Aspetti di Quintiliano e caratteristiche dell'"Institutio Oratoria"
Nella Roma repubblicana, l'oratoria era stata lo strumento fondamentale della vita politica e si pose presto la necessità di definire i rapporti tra etica e retorica. L'Institutio Oratoria da un lato si pone su questa linea di riflessione, dall'altro risponde ai nuovi bisogni culturali dell'epoca dei flavi.
Quintiliano, con l'Istituto Oratoria, vuole formare un cittadino sia professionista sia un catoniano "vir bonus", legato alle radici morali e culturali di Roma e dominato dal senso del dovere nei confronti dello stato.
L'opera di Quintiliano ha come destinatari i giovani che devono formarsi. Per questo è un testo di piacevole lettura, nella quale si alternano consigli, esortazioni, excursus ecc. Egli vuole dare un iter scolastico completo e formare umanamente e moralmente il bambino con un insegnamento unitario, in cui tutte le materie sono di pari importanza.
Quintiliano sostiene la scuola pubblica in quanto spesso i precettori "privati" sono individui corrotti. Gli insegnanti pubblici sono più stimolati dal consistente numero di allievi e inoltre gli stessi allievi imparano a vivere e relazionarsi in una comunità. Gli insegnati devono essere moralmente ineccepibili e devono inculcare agli allievi l'amore verso l'apprendimento.
Quintiliano si oppone all'uso della violenza, in quanto controproducente. Rivaluta il gioco nell'apprendimento e la musica.
Lo stile di Quintiliano è tendente all'onestà e all'equilibrio perseguita in tutta l'opera. Il suo è un oratore "moderato". È una persona moralmente seria che rifugge dai compiacimenti stilistici e dall'esibizione.
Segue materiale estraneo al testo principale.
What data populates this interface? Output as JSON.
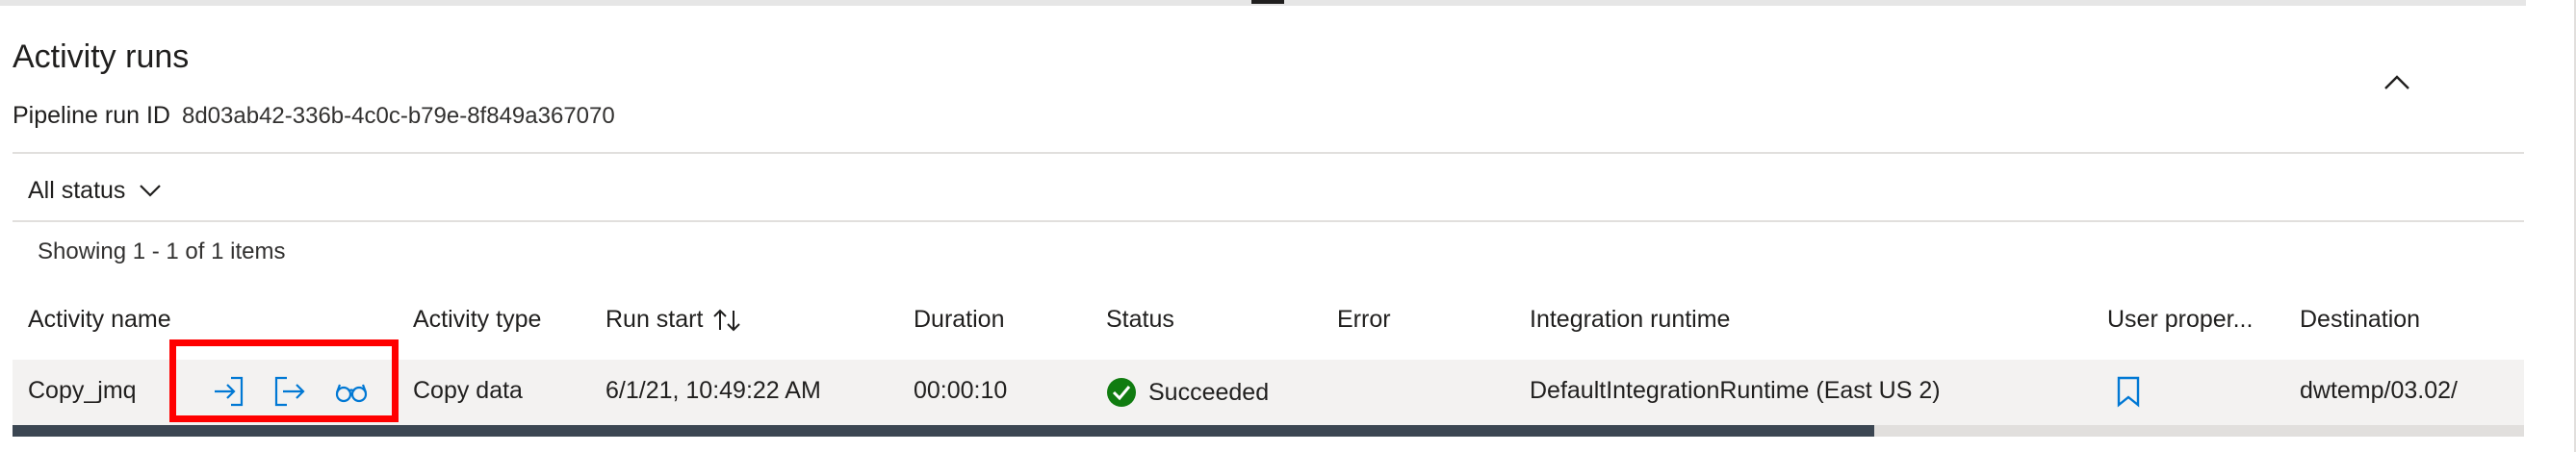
{
  "panel": {
    "title": "Activity runs",
    "run_id_label": "Pipeline run ID",
    "run_id_value": "8d03ab42-336b-4c0c-b79e-8f849a367070"
  },
  "filter": {
    "status_label": "All status"
  },
  "summary": {
    "showing": "Showing 1 - 1 of 1 items"
  },
  "table": {
    "columns": {
      "activity_name": "Activity name",
      "activity_type": "Activity type",
      "run_start": "Run start",
      "duration": "Duration",
      "status": "Status",
      "error": "Error",
      "integration_runtime": "Integration runtime",
      "user_properties": "User proper...",
      "destination": "Destination"
    },
    "rows": [
      {
        "activity_name": "Copy_jmq",
        "activity_type": "Copy data",
        "run_start": "6/1/21, 10:49:22 AM",
        "duration": "00:00:10",
        "status": "Succeeded",
        "error": "",
        "integration_runtime": "DefaultIntegrationRuntime (East US 2)",
        "destination": "dwtemp/03.02/"
      }
    ]
  },
  "icons": {
    "collapse": "chevron-up-icon",
    "filter_dropdown": "chevron-down-icon",
    "sort": "sort-arrows-icon",
    "input": "input-icon",
    "output": "output-icon",
    "details": "glasses-icon",
    "status_success": "checkmark-circle-icon",
    "user_properties": "bookmark-icon"
  },
  "colors": {
    "accent": "#0078d4",
    "success": "#107c10",
    "highlight": "#ff0000",
    "row_background": "#f3f2f1"
  },
  "scroll": {
    "horizontal_position": 0.74
  }
}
Quintiliano utilizza spesso un linguaggio "poetico", ricco di similitudini e di metafore, molto più urato di quello ciceroniano; anche la sintassi che certo è più varia e più concentrata di quella del modello, è ravvivata da iperbati, da ellissi del verbo e dall'uso della costruzione participiale.
Quintiliano critica negativamente Seneca, non tanto per il valore morale dei contenuti, ma per lo stile artificiosamente brillante, e che sui giovani riscuoteva molto successo. Egli definisce lo stile senecano "corrotto" e "corruttore".
Riguardo alla decadenza dell'oratoria, Quintiliano si mostra fiducioso e ottimista. Egli pensa che il modello per ora insuperato dell'oratoria, Cicerone, sia stato corrotto da scuole "sbagliate". La rinascita dell'oratoria è possibile attraverso una scuola rinnovata ed un insegnamento corretto.